Ieri erano iniziate le prime quattro udienze di altrettante coppie quando è arrivato il colpo di scena. La Procura ha fatto dietro front e, dietro richiesta di molti avvocati difensori, ha chiesto al Tribunale di sollevare questione di legittimità costituzionale in relazione al divieto della legge 40 che non permette, come accennato, alle coppie omosessuali di accedere alla fecondazione artificiale, ovviamente di tipo eterologo. Il cambio di direzione è motivato dal fatto che c’è stato un altrettanto cambio ai vertici della Procura.

Nel 2012 la Corte Costituzionale, con la sentenza n. 32, aveva sollecitato il legislatore ad intervenire in materia aprendo in qualche modo all’omogenitorialità, ma il Parlamento, per fortuna, nulla fece (qui un approfondimento).
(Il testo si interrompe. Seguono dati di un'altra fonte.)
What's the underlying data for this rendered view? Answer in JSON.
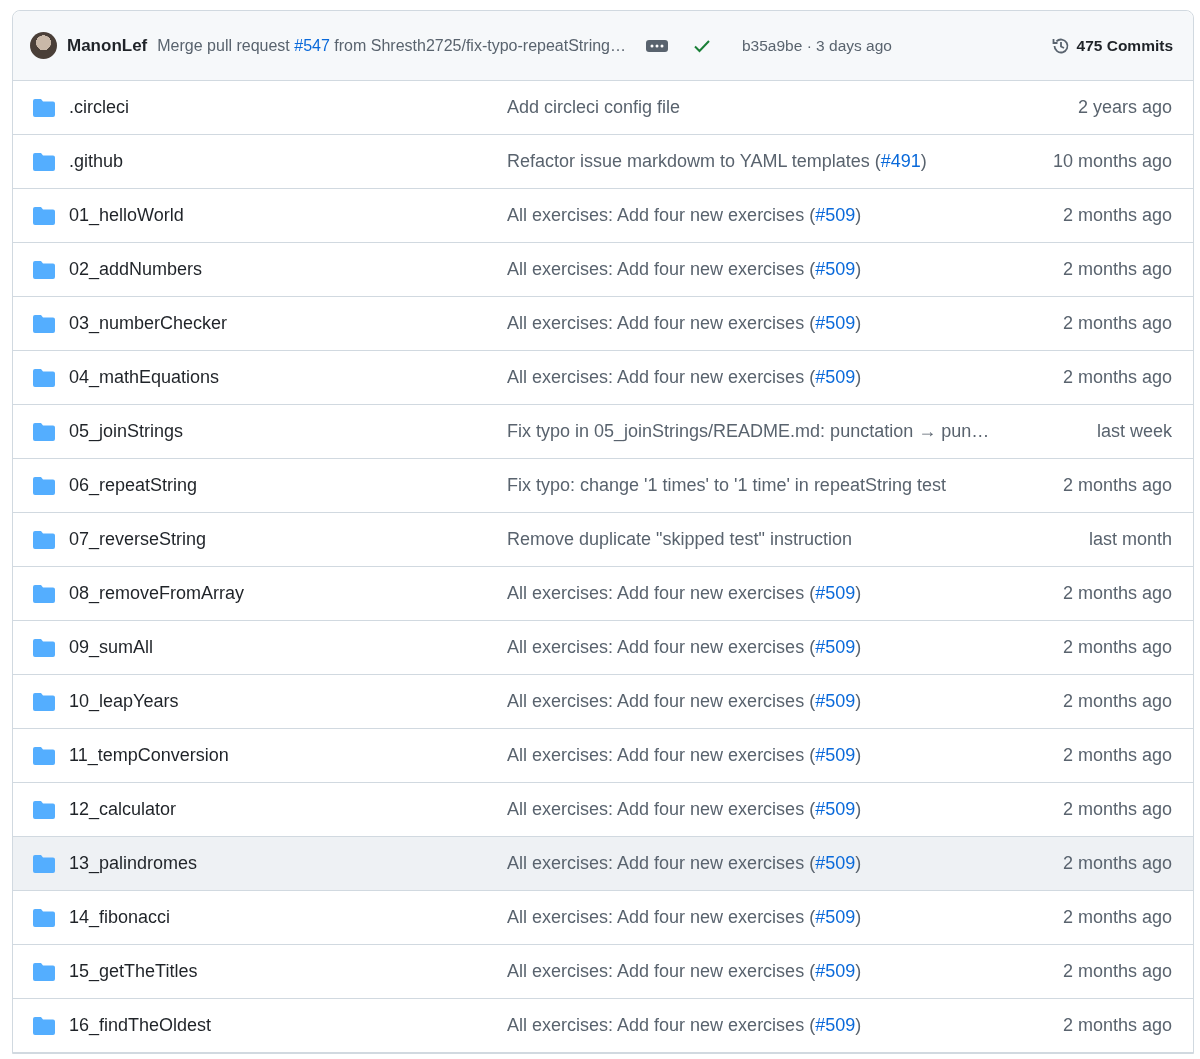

Nel frattempo molti giudici avevano aggirato i divieti normativi indicando la strada dell’adozione in casi particolari, ma le coppie gay avevano sempre accettato questa soluzione obtorto collo perché pareva loro di essere genitori di serie B. Anche i giudici tutelari intervenuti su richiesta del Tribunale patavino, nel caso qui in esame, avevano indicato nella stepchild adoption un escamotage per legittimare l’omogenitorialità. In uno dei pareri redatti da un giudice tutelare possiamo infatti leggere: «In assenza dell'invocato intervento del legislatore considerate le favorevoli pronunce, il procedimento di adozione in casi particolari rappresenta allo stato attuale l'istituto presente nel nostro ordinamento per poter riconoscere al minore lo status di figlio del genitore di intenzione».

Dunque ancora un volta dallo stato di diritto siamo finiti nello stato d’arbitrio dove una circolare del Ministro dell’Interno è buttata nel cestino e si va dritti per la propria strada, noncuranti che inventarsi una famiglia inesistente nella Costituzione è questione che riguarda in modo importante l’ordine pubblico, su cui ha l’onere di vigilare proprio il ministro Piantedosi.

Ma il trucchetto ormai rodatissimo in merito ai principi non negoziabili è quello di chiamare in causa la Consulta la quale, permeata da forte spirito progressista, ogni volta crea uno strappo sempre più grande nel tessuto normativo che tutela la famiglia e la vita. E dopo che la Consulta locuta est il Parlamento non può che adeguarsi. Nei migliori dei casi fa orecchie da mercanti e rimane inerte. Ma non potrà farlo per sempre perché ormai l’omogenitorialità, tramite stepchild adoption, è entrata per via giurisprudenziale nel nostro Paese e dunque chiede una sua piena applicazione, ossia il riconoscimento diretto, senza passare dall’adozione, che il tal bambino è figlio legittimo di due uomini o di due donne.

Lo avevamo già appuntato il giugno scorso commentando la decisione della Procura di Padova di annullare le trascrizioni delle 33 coppie patavine: «se la doppia omogenitorialità è permessa in un caso - tramite stepchild adoption - non si comprende perché non estenderla anche nel caso dell’eterologa, tecnica con cui sono venuti alla luce i 37 bambini veneti. Accettato il principio - sì alla doppia omogenitorialità - occorre essere coerenti e quindi si deve applicare il principio in tutte le modalità in cui esso si può esprimere: stepchild adoption ed eterologa. Accettate le premesse non si può che accettarne anche le conclusioni».

Ed eravamo stati facili profeti nel prevedere quello che è accaduto ieri: «Dunque, la trascrizione automatica della filiazione avvenuta all’estero tramite eterologa da parte di coppie gay è solo questione di tempo. Come è questione di tempo l’eliminazione nella Legge 40 del divieto per le coppie gay di ricorrere all’eterologa». Il prevedibile ricorso alla Corte costituzionale chiesto dalla Procura mira proprio a questo obiettivo.